シークレット・ガーデン~英国紳士の甘い求愛と秘密~

16.太刀打ちできない



 やっぱり違う。色々違う。
 レオンに触れられると、莉緒は今まで知らなかったものを沢山引き出されてしまう。


「レオン、待って……」


 莉緒は大きなベッドの上で、既にくたくたになっていた。


 今しがた、レオンと一緒にシャワーを浴びて出てきたばかりだ。
 レオンと一緒に(・・・・・・・)

 つまりそう、ただシャワーを浴びてきた訳ではない。
 そういうこと(・・・・・・)に当然なった。


 入って来なよと言われてのこのこ向かったのが間違いだった。莉緒が服を全て脱ぎ去って身体を濡らしたタイミングで、一緒に入っていい? とレオンがやって来たのだが、あれはどう考えても確信犯だった。
 最初から訊いていれば莉緒が拒否すると分かっていて、そう簡単に逃げられない状況にしてから乗り込んで来たのだ。
 広い浴室で、鏡の前で、それはそれは淫らに責め立てられた。
 声が反響したり、明るい場所で素肌を晒すはめになったり、いくら羞恥心があっても足りないという状況。


 けれど、恋人になったばかり、蜜月の最中の二人である。
 それではい終わりとならないことは、莉緒だって承知していた。


「ん、レオン……」
 待ってと言ったからか、レオンは押し倒した莉緒にのしかかってはいるものの、踏み込んだことはしない。
 莉緒が良しと言うのを待つように、先ほどから軽いキスばかり繰り返す。
 頬に、おでこに、眦に。時に啄むように唇に。


 乱れた息を整えながらその甘い口づけを受け、莉緒はぼんやりと天井を眺める。
 柔らかい明りを落とす照明。広々とした空間。
 そう、広い。


 案内された部屋に入った瞬間から部屋の広さと調度品の格式の高さ、そしてバルコニーから湖を一望できるその景観の良さに絶句した。
 テンションが否応なしに上がるのと同時に、一体一泊いくらするのだろうと思ってしまったのは許して欲しい。莉緒一人なら経験することのないだろうクラスの部屋だったのだ。
 そしてさっきまでいた浴室。そんなリッチな部屋の浴室だ。二人で入っても当然まだ余裕があって、あんな色事展開にならなかったらゆっくり楽しみたかったところである。
 しっかり見る余裕はなかったが、泡風呂や、浴槽に浮かべるためのバラの花びらなんてものまで用意があった。

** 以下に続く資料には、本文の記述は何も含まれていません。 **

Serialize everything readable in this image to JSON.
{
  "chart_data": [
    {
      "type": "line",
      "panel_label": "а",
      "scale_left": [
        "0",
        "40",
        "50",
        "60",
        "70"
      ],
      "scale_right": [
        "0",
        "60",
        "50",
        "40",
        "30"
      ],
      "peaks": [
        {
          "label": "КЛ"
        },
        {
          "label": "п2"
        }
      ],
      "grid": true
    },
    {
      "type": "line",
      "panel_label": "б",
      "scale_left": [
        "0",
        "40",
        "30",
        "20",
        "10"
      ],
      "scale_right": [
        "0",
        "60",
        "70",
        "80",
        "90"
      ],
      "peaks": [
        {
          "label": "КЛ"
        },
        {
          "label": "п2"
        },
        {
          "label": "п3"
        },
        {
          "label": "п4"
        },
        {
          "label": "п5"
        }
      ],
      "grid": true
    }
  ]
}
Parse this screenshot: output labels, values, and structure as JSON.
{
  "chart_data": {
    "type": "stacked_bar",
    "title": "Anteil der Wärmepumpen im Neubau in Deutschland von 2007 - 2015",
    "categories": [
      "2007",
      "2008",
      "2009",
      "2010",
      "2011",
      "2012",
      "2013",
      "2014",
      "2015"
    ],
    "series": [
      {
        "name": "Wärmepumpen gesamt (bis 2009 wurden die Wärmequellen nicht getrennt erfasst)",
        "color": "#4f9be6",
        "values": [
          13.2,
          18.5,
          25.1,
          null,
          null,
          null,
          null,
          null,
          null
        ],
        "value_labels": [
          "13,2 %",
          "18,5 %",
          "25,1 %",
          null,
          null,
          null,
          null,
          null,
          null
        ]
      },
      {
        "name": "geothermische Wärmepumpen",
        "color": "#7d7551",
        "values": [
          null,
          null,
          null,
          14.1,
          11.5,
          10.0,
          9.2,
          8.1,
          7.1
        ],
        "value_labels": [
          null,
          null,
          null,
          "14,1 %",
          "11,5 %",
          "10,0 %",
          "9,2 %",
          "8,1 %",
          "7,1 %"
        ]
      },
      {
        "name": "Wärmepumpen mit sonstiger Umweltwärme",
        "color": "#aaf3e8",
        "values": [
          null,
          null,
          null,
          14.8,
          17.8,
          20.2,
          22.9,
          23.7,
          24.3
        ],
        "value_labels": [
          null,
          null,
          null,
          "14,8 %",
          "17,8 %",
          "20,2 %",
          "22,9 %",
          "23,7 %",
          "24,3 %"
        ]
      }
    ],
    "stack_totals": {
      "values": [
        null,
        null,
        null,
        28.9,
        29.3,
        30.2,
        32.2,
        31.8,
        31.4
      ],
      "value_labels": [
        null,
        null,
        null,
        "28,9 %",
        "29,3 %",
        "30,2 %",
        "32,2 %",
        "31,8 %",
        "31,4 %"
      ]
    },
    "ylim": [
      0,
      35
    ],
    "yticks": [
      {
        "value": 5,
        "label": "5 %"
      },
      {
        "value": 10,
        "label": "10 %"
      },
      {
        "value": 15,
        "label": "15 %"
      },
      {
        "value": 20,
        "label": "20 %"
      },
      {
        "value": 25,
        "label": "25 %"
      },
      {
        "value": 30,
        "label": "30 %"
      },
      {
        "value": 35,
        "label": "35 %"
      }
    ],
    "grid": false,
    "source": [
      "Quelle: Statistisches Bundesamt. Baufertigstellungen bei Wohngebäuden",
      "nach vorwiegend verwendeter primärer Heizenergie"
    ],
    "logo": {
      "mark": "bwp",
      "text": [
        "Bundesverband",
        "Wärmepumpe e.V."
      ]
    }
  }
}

ドラマや漫画なんかでしか見ない演出だ。


「リオ?」
「んあっ!?」


  唐突に首筋を甘噛みされて、反射的に身体が跳ねた。


「考え事できるくらいには余裕が戻ってきたね?」
 見透かされている。
「いや、あの、んんう」
 重ねられた唇の合間から舌が割り込んでくる。あっさり侵入を許して絡め取られてしまえば、言い訳の余地もなかった。
「あの、まって、明かり」
 それでも口づけの合間、何とか好きを狙って大切なことをお願いする。
「明かり消して」
「でも暗いところ苦手だよね?」
 なのに、さらりとその願いは流される。
 これだけ広ければ大丈夫だ、これ以上明るいところであれこれ見られるのは耐えられそうにない、そう言いたいのに不意に耳の中に舌を捩じ込まれて、莉緒の喉から甘い嬌声が零れた。
 そんなことをされたことが今まで一度もなかったが、これはダメだと瞬時に悟る。
「あ、あ、あっ、だめ、ぞわぞわするからっ」
 首の後ろをコントロールできない痺れが何度も去来する。
「あぁ、ここ、弱いんだ?」
「レオ、」
「弱いところって、要するにすっごく気持ち良くなれる可能性を秘めてるとこってことだよね」
「だ、だめだって、んー!」
 抗議してもやめてくれない。舌の先で器用に何度も擽られて、そのうちに莉緒は抵抗することを諦めた。
「は、はっ、んんぅ」


 レオンの手管の前では、いつだって莉緒の意思は散り散りになってしまう。
 だから白旗を揚げて、全てを受け入れるしかないのだ。